According to a Wood Mackenzie study of the 10 largest quoted western oil and gas companies, development expenditure on upstream projects is at record highs having risen from an aggregate of US$35 billion in 1998 to US$50 billion in 2003.
WoodMac’s Derek Butter said, ‘This has been driven by expenditure on projects in the US Gulf of Mexico, deepwater West Africa and the Caspian. We expect these high levels to be sustained over the period 2004-2006 before dipping in 2007-2008.’
But bullish development contrasts with a sharp downturn in exploration from over US$11 billion in 1998 to around US$8 billion in 2003, resulting in a similar fall in new discoveries.

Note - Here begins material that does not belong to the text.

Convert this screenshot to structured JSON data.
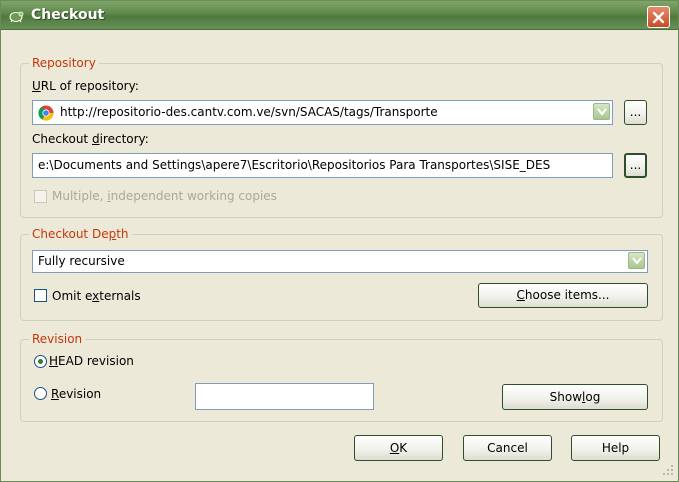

Butter attributes the fall to post merger ‘cost synergies’ which have cut exploration budgets. The rise in development spending has ‘squeezed out’ exploration dollars as companies sought to reassure on financial discipline.
The second report, from IHS Energy, also notes the slowing pace of exploration over the past five years, with the big three’s spend down from $5.35bn in 1998 to a paltry $3.25bn in 2003.
The Financial Times recently highlighted a paradoxical effect from high oil prices. Production sharing agreements mean that high prices may actually reduce oil output as pre-determined profit quotas are met by lower production thresholds!